Exchange-Specific Conditions
Exchange policies can use additional conditions not available for other workloads:
-
Sender domain is / Recipient domain is: Target or exclude specific domains
-
Sender is member of: Apply different rules to executives vs. general staff
-
Message class: Exclude specific message types (useful for exempting Teams meeting invitations, which contain passcode fields that can trigger password-related SITs)
That last one matters because DLP for Exchange can block Teams meeting invitations. Meeting invites contain “Meeting ID” and “Passcode” fields. If you have a DLP rule detecting the “General Password” SIT, your meeting invites will fail the policy. The fix is an exception condition on MessageClass targeting IPM.Schedule.Meeting.* to exclude calendar items from that rule.
Monitoring DLP Policies
Activity Explorer
Activity Explorer is the 30-day historical audit view for all DLP events. Filter by endpoint actions, specific SITs, egress activities, or policy rules to find exactly which policies are firing and against what content.
Use DLP rule matched events to see what content triggered the rule. Use DLP rule undo events to see when previously matched content was edited to remove sensitive data (useful for confirming user remediation worked).
DLP Alerts Dashboard
The alerts dashboard shows aggregated incidents from your policies. You configure alert aggregation when you build the rule—single-event alerts fire immediately for high-severity individual matches; aggregate alerts fire when a threshold is crossed over a time window (e.g., 10 credit card emails in 48 hours).

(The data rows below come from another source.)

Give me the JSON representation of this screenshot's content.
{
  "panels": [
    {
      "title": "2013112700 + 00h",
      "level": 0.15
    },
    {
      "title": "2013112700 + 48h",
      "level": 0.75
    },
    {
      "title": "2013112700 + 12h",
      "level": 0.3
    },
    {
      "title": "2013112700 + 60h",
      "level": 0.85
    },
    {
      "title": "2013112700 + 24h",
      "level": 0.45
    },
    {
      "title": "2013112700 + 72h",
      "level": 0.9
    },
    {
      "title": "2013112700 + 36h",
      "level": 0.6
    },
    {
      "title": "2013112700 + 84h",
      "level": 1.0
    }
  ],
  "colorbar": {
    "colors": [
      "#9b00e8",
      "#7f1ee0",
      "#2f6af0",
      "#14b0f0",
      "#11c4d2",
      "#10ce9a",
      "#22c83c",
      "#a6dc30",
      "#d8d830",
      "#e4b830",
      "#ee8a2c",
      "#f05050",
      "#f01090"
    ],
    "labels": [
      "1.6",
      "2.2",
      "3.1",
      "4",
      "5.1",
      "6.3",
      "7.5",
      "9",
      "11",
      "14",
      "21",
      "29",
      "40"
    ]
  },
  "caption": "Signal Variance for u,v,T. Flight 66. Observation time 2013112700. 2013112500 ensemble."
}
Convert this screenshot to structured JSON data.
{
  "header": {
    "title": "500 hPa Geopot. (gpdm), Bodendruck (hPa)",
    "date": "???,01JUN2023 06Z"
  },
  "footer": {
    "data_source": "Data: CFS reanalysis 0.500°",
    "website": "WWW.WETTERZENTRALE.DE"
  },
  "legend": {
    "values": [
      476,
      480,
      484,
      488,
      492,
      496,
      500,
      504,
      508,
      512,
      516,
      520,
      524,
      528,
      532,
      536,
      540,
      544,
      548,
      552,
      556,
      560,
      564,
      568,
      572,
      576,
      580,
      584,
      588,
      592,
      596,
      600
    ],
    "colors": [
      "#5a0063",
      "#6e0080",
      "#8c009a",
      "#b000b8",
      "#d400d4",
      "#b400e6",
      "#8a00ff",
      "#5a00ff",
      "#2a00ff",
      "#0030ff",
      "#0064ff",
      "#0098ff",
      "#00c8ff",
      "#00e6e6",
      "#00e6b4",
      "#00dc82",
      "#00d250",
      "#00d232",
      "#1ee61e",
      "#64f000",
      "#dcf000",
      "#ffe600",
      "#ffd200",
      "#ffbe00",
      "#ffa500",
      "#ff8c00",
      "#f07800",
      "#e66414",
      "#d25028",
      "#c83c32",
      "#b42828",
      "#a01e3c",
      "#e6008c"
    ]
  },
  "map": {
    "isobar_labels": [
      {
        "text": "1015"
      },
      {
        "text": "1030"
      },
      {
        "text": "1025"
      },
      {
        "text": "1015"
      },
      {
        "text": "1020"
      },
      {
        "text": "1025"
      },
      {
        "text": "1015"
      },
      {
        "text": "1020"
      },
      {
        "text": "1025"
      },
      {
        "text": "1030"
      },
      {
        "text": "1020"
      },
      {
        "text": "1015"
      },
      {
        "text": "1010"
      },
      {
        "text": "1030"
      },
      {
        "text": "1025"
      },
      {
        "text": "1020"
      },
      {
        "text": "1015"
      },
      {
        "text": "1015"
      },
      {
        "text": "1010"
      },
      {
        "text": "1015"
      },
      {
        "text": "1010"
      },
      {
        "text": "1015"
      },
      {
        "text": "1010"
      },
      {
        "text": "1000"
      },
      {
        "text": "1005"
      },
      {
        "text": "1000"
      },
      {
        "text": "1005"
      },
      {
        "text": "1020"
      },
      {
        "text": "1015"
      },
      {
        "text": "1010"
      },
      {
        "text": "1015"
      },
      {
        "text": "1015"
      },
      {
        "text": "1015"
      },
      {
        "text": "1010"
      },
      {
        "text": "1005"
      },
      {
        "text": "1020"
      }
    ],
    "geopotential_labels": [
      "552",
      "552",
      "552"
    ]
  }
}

For investigation, route alerts to Microsoft Defender XDR. The Defender portal aggregates DLP events with signals from Defender for Endpoint, Defender for Office 365, and other Microsoft security products into unified incidents. This means when a DLP alert and an endpoint behavioral alert both fire against the same user, you see one correlated incident instead of two separate alerts to triage.
Pro Tip: Filter incidents in Microsoft Defender XDR by Service Source: Data Loss Prevention to isolate DLP-originated incidents. From there, you can use Advanced Hunting with KQL to query the DLP audit table and correlate which policies are generating the most false positives.
Wrapping Up
Microsoft Purview DLP closes the gap between “we have a compliance policy” and “we actually enforce a compliance policy.” The pieces that matter: configure SITs with appropriate confidence levels and instance count thresholds, use policy templates as starting points then tune for your environment, start every new policy in simulation mode before enforcing, and connect your alerting to Defender XDR for correlated incident investigation rather than managing DLP alerts in isolation.
The generative AI expansion adds urgency here—a growing share of organizational data security incidents involve AI tools, often because employees are using personal AI accounts with corporate data. Purview DLP policies can extend to Microsoft 365 Copilot and block sensitive data from being passed to external AI grounding sources, which is where this capability is heading next.
Start with one high-risk workload, get simulation data, tune the policy, then expand. That cadence beats a rushed full deployment that generates 500 false positive alerts on day one and causes your compliance team to quietly disable the policy to stop the noise.